Per Parmenide, fondatore della scuola di Elea (l’attuale Velia, in Campania), è fondamentale innanzitutto fare un distinguo tra opinione (dòxa) e verità (epistème). Questo ci viene detto nel solo lavoro che Parmenide compose in vita: un poema epico tradizionale scritto in esametri. Per il filosofo, dunque, la verità si esprime nel distico: «L’essere esiste e non può non esistere; il non essere non esiste e non può esistere». Questa potrà sembrare una banalità; ecco, niente di più sbagliato. Si tratta, infatti, della sintesi di un processo di speculazione senza precedenti, talmente rigoroso da intimidire persino Platone, il quale definì Parmenide un «padre venerando e terribile». La sua posizione filosofica, infatti, è stata generalmente vista sì come estremamente paradossale, ma tuttavia essenziale per l’evoluzione della filosofia antica. Parmenide ha commentato così aspramente le teorie cosmologiche di chi lo ha preceduto da far sì che i suoi principali successori tra i presocratici sviluppassero teorie fisiche ben più sofisticate in risposta alle sue argomentazioni.

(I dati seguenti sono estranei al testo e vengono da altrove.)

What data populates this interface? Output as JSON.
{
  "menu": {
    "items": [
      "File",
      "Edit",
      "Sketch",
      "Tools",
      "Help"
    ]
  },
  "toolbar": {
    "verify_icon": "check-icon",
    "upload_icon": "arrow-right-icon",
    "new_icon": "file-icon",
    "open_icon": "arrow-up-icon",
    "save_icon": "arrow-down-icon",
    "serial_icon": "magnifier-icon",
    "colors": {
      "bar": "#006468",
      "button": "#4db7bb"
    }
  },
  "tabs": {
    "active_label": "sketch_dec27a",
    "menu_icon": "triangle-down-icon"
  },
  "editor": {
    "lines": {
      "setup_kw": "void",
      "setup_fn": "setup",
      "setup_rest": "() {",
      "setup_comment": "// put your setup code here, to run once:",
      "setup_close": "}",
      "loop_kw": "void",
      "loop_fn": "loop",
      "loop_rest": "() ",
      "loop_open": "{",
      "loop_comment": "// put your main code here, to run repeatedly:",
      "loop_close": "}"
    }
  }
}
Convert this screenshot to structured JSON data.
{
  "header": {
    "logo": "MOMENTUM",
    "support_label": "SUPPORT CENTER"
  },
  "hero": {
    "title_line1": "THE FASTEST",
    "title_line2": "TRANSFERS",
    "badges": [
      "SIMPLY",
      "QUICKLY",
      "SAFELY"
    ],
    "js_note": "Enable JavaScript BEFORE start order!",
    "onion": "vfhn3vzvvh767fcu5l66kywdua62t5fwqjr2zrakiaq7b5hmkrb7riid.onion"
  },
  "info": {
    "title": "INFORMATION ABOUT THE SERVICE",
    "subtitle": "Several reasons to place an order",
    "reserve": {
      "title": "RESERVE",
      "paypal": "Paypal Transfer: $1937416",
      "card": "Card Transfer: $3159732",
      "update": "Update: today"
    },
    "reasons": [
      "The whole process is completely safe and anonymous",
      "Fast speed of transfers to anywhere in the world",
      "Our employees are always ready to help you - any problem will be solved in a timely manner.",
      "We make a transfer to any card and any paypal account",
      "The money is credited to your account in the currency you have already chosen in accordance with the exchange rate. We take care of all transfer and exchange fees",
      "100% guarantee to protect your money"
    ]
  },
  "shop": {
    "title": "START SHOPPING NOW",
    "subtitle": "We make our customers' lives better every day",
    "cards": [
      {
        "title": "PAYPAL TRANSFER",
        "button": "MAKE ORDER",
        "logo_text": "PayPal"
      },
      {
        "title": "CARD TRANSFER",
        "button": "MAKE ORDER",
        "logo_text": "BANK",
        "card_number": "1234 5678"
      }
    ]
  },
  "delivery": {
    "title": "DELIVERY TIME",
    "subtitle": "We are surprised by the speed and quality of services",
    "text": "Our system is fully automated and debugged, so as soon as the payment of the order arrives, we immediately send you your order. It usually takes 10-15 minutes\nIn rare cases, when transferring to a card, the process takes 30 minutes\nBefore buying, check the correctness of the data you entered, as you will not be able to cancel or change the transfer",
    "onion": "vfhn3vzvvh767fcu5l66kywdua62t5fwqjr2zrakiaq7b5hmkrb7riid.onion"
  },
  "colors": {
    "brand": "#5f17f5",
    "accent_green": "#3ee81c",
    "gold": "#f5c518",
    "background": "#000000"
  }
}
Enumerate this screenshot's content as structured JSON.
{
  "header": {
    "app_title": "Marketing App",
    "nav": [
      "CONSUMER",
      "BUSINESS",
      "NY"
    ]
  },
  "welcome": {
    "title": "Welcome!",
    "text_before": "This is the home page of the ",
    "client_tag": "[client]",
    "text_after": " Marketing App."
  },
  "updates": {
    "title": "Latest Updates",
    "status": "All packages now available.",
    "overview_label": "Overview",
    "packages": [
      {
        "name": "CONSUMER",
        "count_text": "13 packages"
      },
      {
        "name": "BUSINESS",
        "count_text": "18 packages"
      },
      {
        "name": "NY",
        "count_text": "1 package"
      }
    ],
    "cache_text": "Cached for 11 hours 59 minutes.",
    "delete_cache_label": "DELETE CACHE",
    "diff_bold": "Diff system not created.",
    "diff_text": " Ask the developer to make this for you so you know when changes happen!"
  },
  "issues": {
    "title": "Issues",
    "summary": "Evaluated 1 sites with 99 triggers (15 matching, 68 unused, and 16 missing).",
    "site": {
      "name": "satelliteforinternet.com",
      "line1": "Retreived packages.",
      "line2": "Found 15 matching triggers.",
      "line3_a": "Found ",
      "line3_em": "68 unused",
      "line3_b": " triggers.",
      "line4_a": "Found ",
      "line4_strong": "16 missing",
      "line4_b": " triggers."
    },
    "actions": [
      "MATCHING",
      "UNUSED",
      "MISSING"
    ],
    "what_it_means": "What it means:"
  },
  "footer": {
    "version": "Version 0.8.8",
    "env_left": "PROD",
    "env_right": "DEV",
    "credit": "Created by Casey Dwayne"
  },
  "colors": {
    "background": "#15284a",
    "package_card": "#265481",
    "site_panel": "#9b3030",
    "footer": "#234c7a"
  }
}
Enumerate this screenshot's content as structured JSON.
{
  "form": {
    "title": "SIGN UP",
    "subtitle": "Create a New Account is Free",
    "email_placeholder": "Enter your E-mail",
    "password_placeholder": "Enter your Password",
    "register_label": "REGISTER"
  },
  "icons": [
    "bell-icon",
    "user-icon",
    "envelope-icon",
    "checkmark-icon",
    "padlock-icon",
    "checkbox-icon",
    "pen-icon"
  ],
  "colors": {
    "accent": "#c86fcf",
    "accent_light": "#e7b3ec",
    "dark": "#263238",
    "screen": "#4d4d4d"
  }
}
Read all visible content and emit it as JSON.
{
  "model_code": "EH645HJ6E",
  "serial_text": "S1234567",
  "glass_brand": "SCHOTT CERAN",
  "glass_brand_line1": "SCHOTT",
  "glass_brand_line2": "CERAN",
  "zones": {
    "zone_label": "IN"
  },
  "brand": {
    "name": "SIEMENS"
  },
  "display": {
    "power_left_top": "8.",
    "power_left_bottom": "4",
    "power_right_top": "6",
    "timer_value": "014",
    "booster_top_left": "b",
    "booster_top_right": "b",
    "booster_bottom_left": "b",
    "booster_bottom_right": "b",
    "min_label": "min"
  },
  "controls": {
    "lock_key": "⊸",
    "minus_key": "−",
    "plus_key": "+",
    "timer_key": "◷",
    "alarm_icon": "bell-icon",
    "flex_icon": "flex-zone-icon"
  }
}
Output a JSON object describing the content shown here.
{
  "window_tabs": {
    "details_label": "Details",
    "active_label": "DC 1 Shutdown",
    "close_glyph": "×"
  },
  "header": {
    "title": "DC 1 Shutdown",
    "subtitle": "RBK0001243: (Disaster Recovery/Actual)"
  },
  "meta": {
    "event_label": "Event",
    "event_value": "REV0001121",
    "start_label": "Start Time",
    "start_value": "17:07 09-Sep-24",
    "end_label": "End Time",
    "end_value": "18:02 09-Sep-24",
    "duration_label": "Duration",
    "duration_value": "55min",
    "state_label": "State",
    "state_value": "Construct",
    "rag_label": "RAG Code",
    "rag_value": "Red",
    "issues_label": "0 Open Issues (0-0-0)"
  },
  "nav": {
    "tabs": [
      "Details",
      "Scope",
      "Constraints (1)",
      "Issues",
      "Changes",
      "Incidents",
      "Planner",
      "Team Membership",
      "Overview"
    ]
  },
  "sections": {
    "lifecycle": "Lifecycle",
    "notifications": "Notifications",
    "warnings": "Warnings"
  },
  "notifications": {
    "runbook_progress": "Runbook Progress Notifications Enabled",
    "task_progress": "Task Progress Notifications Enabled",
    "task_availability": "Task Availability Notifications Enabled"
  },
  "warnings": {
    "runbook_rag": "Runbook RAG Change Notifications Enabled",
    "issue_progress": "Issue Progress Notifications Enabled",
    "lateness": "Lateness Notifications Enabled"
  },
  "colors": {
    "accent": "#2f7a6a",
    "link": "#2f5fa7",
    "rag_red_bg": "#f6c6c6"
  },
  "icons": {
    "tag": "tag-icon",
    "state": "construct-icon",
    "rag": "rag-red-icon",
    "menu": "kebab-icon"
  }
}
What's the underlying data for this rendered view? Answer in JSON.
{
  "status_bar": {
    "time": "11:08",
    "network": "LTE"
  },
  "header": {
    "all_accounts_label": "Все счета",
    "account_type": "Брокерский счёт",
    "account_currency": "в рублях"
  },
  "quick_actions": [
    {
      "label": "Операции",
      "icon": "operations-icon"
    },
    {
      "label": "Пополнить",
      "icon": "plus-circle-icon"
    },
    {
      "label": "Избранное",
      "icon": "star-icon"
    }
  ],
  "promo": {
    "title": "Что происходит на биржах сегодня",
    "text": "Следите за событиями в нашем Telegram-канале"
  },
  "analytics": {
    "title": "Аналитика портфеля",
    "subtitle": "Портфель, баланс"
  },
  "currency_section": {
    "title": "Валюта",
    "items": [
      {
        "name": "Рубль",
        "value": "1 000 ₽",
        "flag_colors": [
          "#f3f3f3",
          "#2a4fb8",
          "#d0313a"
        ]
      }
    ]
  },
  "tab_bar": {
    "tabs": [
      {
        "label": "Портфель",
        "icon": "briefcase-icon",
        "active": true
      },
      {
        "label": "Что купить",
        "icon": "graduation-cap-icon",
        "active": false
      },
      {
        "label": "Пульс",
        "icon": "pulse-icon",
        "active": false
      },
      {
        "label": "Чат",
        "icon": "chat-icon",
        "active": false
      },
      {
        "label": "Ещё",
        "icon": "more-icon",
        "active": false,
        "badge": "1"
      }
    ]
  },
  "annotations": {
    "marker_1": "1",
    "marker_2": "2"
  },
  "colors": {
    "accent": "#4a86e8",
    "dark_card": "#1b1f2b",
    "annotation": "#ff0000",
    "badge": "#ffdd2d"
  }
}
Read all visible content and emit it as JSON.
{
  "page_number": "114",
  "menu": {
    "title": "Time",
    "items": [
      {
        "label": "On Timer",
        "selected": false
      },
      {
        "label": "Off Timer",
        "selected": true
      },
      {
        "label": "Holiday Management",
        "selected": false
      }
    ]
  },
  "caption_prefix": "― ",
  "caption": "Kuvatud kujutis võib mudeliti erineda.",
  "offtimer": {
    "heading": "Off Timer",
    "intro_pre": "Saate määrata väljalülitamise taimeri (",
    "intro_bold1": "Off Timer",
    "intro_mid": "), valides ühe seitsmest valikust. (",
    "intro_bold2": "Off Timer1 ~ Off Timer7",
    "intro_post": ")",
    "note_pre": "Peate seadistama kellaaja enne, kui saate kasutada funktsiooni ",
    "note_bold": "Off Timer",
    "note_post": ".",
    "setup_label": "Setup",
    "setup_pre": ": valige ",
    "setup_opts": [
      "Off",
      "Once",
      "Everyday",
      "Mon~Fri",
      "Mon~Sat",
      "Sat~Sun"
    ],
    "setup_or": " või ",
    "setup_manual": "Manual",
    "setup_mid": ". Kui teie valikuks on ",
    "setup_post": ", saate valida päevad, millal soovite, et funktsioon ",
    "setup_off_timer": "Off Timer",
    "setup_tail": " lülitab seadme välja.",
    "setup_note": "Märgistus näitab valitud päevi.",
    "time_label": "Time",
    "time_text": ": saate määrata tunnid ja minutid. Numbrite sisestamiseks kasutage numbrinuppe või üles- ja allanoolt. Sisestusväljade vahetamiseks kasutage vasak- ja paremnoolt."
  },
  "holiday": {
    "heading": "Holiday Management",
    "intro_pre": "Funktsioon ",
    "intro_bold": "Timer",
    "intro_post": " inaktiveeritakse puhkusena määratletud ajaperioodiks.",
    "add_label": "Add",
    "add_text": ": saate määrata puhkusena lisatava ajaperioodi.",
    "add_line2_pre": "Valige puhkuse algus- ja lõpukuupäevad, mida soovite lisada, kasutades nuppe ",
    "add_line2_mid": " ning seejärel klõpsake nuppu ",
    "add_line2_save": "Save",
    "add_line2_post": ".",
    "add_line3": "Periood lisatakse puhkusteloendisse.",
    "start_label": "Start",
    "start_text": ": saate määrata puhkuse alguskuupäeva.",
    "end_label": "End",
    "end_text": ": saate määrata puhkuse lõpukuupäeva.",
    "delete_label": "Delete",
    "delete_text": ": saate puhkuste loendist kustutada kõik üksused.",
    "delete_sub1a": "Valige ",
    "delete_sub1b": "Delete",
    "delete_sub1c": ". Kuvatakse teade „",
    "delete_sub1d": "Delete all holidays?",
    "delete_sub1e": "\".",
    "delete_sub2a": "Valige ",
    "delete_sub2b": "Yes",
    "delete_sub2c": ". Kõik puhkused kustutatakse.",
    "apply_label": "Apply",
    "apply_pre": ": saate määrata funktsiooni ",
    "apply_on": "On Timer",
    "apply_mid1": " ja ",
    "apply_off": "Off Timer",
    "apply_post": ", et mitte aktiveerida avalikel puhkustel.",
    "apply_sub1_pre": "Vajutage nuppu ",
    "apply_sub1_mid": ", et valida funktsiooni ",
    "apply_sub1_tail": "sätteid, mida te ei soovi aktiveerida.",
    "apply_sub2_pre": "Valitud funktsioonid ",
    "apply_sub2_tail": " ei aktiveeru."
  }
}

La dòxa si attiene a quel che si vede e si sente, si basa sull’esperienza. Proprio nell’esperienza la realtà pare essere costituita di molteplici esseri particolari (questo o quel cuoco, questo o quel ristorante, questa o quella cotoletta, o ragù o lasagne o risotto), di esseri che nascono, diventano adolescenti, finiscono sotto sei piedi di terra, in continua trasformazione e movimento, in quel divenire che Eraclito esaltava come il vero essere. L’uomo, afferma però Parmenide, non è limitato all’esperire: egli è riflessione critica, è pensiero. All’uomo, il mondo dell’esperienza risulta un mondo assurdo, perché implica questa suprema contraddizione: che il non-essere esiste.

L’articolo completo è disponibile sul nostro magazine alle pagine 19-21.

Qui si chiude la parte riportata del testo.